In doing this, he manages to take a serious issue and turn it into a sarcastic way of insulting and making fun of feminism.
Much more damaging, however, is Flegel’s reasoning that women (or as he likes to refer to them, “daughters”) are predisposed to certain risks, and should be warned of them on packaging (as we currently have with pregnancy and smoking).
“Female-specific risks are already well known and include violence, unwanted sex and pregnancy.”
So, Flegel would like to slap a big, government-approved “If you drink too much, you might get raped and you can’t say we didn’t warn you” label in order to help women out.
The problem of adolescents (and not just adolescent girls might I add) and alcohol is a serious one.

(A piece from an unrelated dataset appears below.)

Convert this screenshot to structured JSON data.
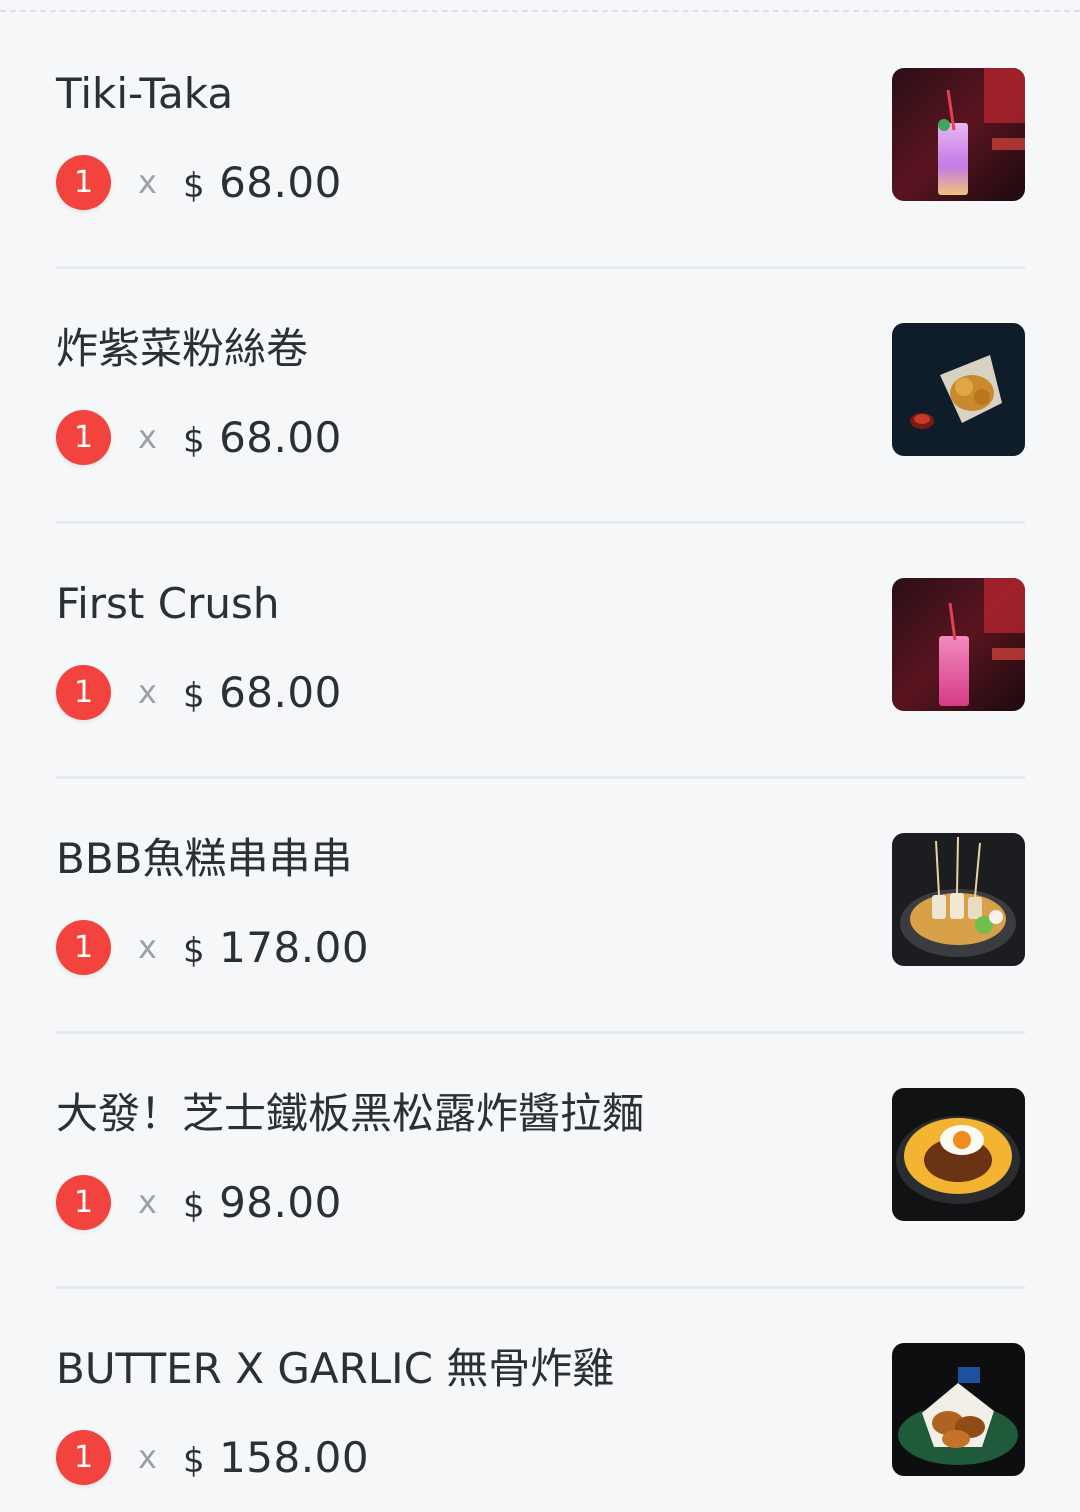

We don’t need kids as young as 13 being exposed to very persuasive ads when there are already so many social pressures that encourage young people to drink. In general, the “adolescents are drinking” and “we banned tobacco ads maybe we should ban liquor ads too” issues are important and these are useful discussions we really should be having in Canadian society.
It’s also not unreasonable to discuss the specific risks that women face when they decide to drink, such as the discovery of the links between alcohol and breast cancer. Studies like these are extremely important, as is discussing what we should do about it.
When someone decides to take those studies and use them as a way to blame the victims of rape in a major, national, peer-reviewed medical journal (and when all of the major news outlets report on his editorial without questioning it) – that’s when we have a problem.